CES is a major hub for new tech, and Millennials are notorious early adopters. We’re keeping tabs on the early buzz out of the show to let you know what tech innovations young consumers could be craving next.
The tech of the future is being unveiled at the Consumer Electronics Show, and there is already buzz around products and concepts that could capture the attention of Millennials. While tech is certainly not only of interest to young consumers, this generation is known for embracing new devices and platforms sooner than others. A 2011 study reported that they are 2.5 times more likely than older generations to be early adopters. We’ve seen this stat in action for years, as teens and Millennials have glommed onto innovation, from social networks to mobile payments to the share economy, and other consumers follow. With that in mind, we’re keeping close watch on the news out of CES to let you know three products and brands that could soon be drawing them in:
Lenovo Selfie Flash
Ok, we acknowledge that this is a little piece of tech that will make many members (all members?) of older generations roll their eyes. Lenovo has introduced a mobile accessory that creates more flattering light for selfie-takers. Pause the eye-roll though: Business Insider called this the “best product unveiled at CES so far” and The Verge declared it “awesome.” The little phone addition is inserted into the headphone jack of any mobile, and uses 8 LEDs to “bring out natural color tones” and make anyone, or thing, look better in both front and rear camera photos. The Selfie Flash doesn’t actually flash, but lights up continuously, so being surprised by a bright, blinding flash is a thing of the past. It cost $29, but won’t be sold in physical stores in the US.
Why It Matters: Now that the phone is the default camera and Millennials and teens live in a culture of image sharing, accessories that make those images better, or easier to take will appeal—selfie stick anyone?—for better or worse. While the Selfie Flash might not be THE device to take off, we are sure that other innovations that improve mobile photo-taking will emerge as popular items.
Streaming is nothing new, but a cable provider that embraces straming? That’s groundbreaking. Dish has used CES to introduce their Sling Television service, which allows customers to stream a limited number of cable channels, like ESPN and TBS, from the internet for just $20 a month. Sling’s CEO explains, “Millennials go out and get their first home, they get broadband and they already have a wireless phone, but they don’t get pay TV nearly to the same level as the generation before…we want to go after that market.” They certainly are: they also announced at CES that service is going to be available in the coming weeks for a month long free trial through Xbox One. One tech reporter at the show has already declared they’ll be cancelling their cable after trying Sling. We predict they won’t be the only one.
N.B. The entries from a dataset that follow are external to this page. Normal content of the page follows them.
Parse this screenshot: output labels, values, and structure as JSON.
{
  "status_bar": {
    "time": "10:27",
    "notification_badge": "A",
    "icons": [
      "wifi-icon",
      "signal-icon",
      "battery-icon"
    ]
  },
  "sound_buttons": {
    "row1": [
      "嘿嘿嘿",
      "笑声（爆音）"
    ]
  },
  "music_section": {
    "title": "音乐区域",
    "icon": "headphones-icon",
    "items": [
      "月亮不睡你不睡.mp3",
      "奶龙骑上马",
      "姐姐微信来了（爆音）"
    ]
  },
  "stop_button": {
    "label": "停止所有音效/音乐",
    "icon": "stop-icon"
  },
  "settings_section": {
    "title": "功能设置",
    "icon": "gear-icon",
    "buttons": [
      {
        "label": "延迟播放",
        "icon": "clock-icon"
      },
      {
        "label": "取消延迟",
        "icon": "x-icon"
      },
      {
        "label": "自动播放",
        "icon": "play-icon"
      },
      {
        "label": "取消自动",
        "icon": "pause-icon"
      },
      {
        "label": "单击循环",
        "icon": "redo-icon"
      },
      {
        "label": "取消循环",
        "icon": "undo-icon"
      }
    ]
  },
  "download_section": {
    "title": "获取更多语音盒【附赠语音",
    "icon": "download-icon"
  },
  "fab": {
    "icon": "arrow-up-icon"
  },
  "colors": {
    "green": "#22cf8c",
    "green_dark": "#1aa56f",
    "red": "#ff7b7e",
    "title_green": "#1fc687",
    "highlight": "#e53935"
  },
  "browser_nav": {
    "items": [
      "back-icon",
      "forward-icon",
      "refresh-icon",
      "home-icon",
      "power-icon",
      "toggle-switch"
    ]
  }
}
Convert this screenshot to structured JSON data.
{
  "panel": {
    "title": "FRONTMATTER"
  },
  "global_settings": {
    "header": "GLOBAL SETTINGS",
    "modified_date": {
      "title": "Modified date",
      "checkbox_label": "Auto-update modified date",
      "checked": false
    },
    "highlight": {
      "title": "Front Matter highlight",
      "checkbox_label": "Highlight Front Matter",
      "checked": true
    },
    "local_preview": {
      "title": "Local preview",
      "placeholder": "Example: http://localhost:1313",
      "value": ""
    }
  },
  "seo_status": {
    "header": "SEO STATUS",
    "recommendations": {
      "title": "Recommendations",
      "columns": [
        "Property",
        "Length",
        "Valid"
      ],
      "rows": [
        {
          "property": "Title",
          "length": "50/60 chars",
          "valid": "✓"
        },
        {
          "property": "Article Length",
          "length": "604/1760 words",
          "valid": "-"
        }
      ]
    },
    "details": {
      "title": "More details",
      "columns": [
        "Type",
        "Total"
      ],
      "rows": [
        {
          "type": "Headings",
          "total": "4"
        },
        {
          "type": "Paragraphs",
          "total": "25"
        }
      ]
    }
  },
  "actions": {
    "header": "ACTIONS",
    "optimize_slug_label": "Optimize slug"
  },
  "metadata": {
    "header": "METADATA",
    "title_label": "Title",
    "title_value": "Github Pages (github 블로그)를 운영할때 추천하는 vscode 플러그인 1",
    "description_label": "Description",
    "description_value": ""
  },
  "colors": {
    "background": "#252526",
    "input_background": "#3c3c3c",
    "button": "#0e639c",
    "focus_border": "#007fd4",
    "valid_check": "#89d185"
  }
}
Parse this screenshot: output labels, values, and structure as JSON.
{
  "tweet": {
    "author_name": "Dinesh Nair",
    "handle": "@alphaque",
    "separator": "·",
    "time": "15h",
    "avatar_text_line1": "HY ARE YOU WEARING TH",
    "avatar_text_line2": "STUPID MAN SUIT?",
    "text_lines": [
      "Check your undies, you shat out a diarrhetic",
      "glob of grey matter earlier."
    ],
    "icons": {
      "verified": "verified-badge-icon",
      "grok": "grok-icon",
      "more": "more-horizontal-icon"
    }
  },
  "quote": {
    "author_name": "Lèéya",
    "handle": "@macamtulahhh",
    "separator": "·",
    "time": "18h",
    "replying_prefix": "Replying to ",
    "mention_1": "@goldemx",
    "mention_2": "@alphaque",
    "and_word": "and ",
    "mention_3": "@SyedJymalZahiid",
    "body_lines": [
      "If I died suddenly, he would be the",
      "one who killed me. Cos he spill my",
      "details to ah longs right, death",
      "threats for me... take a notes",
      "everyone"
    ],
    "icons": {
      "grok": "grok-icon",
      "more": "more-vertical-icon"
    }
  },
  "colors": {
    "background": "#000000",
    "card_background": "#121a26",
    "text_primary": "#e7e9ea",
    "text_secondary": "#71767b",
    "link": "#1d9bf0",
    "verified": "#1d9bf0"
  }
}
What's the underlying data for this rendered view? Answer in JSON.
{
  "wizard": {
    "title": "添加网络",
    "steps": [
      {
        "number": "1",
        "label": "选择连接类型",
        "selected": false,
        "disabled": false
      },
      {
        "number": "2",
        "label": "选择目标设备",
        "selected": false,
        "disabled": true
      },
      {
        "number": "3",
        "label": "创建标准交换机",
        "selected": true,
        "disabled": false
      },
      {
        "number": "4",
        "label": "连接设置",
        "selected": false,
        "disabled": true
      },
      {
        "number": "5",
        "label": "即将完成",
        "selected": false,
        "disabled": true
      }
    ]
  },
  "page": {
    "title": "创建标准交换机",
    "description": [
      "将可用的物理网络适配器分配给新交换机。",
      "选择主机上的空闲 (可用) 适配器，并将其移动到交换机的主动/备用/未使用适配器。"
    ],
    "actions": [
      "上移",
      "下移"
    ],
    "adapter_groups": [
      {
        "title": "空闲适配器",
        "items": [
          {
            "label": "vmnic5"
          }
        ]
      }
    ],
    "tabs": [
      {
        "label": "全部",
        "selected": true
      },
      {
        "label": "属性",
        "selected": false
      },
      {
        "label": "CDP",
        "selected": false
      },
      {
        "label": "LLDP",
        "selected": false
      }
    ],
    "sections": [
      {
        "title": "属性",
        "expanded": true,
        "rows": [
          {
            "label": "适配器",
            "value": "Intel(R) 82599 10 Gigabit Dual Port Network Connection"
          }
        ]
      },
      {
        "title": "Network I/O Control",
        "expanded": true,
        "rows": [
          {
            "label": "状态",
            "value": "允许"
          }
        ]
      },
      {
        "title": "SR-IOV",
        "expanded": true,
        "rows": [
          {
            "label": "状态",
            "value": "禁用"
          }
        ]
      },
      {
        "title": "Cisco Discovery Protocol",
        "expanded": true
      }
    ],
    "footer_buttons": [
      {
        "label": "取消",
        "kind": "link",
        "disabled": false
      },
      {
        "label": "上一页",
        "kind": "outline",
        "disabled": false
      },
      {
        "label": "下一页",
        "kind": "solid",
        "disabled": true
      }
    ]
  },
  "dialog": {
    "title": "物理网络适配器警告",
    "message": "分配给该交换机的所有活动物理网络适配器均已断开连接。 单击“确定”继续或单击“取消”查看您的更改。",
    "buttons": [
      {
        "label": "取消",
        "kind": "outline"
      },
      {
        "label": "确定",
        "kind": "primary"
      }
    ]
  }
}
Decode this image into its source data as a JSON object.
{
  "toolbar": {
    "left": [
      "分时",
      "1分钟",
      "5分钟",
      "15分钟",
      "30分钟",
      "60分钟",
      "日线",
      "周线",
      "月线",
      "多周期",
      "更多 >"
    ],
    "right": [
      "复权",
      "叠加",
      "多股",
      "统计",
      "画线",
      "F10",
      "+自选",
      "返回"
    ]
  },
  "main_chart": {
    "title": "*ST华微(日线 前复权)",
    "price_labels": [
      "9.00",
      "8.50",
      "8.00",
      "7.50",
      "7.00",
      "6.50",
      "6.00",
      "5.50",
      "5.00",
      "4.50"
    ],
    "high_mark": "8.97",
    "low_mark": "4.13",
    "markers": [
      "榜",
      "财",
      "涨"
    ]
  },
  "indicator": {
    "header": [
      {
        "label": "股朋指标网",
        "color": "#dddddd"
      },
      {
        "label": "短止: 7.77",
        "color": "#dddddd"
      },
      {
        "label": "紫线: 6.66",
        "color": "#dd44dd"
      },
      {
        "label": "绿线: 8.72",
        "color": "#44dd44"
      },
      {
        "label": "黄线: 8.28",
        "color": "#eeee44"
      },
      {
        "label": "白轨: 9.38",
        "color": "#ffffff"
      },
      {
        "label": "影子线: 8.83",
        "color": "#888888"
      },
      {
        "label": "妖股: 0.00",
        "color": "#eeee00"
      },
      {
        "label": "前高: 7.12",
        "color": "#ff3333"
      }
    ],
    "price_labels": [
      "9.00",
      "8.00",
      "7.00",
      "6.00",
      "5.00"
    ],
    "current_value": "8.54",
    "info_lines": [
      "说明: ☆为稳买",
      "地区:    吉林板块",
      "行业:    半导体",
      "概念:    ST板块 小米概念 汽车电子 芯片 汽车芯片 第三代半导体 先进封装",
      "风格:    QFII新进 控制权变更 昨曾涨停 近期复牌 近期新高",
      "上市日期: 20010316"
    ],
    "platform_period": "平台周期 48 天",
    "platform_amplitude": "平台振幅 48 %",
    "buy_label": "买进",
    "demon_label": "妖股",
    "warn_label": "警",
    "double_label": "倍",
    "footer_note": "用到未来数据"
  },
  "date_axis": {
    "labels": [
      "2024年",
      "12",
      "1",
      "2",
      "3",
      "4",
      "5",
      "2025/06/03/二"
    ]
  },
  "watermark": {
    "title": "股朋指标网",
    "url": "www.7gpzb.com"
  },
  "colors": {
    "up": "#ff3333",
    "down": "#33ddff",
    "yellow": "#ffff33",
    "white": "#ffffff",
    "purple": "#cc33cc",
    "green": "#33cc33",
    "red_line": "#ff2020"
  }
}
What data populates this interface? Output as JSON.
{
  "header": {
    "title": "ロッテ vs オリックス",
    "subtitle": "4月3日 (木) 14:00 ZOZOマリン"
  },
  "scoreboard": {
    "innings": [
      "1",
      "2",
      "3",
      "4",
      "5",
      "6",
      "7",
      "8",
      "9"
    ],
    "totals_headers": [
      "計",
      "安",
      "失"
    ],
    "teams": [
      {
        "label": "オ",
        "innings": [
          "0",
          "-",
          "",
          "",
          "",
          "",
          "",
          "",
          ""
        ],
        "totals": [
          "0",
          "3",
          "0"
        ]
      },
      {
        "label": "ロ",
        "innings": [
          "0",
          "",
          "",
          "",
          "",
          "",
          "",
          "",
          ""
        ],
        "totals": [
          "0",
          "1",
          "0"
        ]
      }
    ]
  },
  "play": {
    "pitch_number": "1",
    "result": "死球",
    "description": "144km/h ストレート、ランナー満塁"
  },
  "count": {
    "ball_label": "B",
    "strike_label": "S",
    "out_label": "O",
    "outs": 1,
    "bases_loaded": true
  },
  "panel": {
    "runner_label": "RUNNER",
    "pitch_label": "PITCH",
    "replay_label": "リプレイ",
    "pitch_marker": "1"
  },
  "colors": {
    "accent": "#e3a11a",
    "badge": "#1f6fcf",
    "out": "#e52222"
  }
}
Why It Matters: Ypulse’s continued tracked media trend statistics indicate that only 32% of Millennials 13-32-years-old are watching cable TV daily, and almost the same percentage of this group are watching TV from their laptops. The cord cutting will only accelerate if they are given more tools that let them toss those cable boxes into the past. In 2014, HBO made their Go service available outside of cable. Now, Dish is giving them another way to unplug. The cable-free revolution didn’t just begin, but it is heating up big time.
Gesture Controlled Cars
Want to drive with the wave of your hand? It’s not far off. Both BMW and VW demonstrated their gesture-controlled cars at CES in the last few days, with BMW declaring that they are committed to rolling out gesture support in the next year or two. The technology will replace buttons with hand movements, which engineers call the “next logical step for consumers accustomed to tapping and pinching…touch screens.” Volkswagon’s “switchless” car has absolutely no buttons or knobs on the inside, which means everything from the volume of the radio to opening to sunroof are controlled by the driver’s or passenger’s hand motions. Does waving your hands around the inside of your car like a conductor sound weird? Maybe. But phones without buttons probably sounded pretty weird back in the day as well.
Why It Matters: Let’s get this out of the way: no one tech innovation is going to make Millennial drivers buy cars in droves. But cars are “dominating CES” and the technology being displayed is most certainly a result of manufacturers attempting to keep up with the next generation’s tech-spectations. While we’ve found that traditional specs like fuel mileage and safety are young consumers’ biggest auto purchasing influencers, they are more likely to be intrigued by new developments than previous generations, and more likely to have an expectation that their cars will be as tech-forward as their smartphones.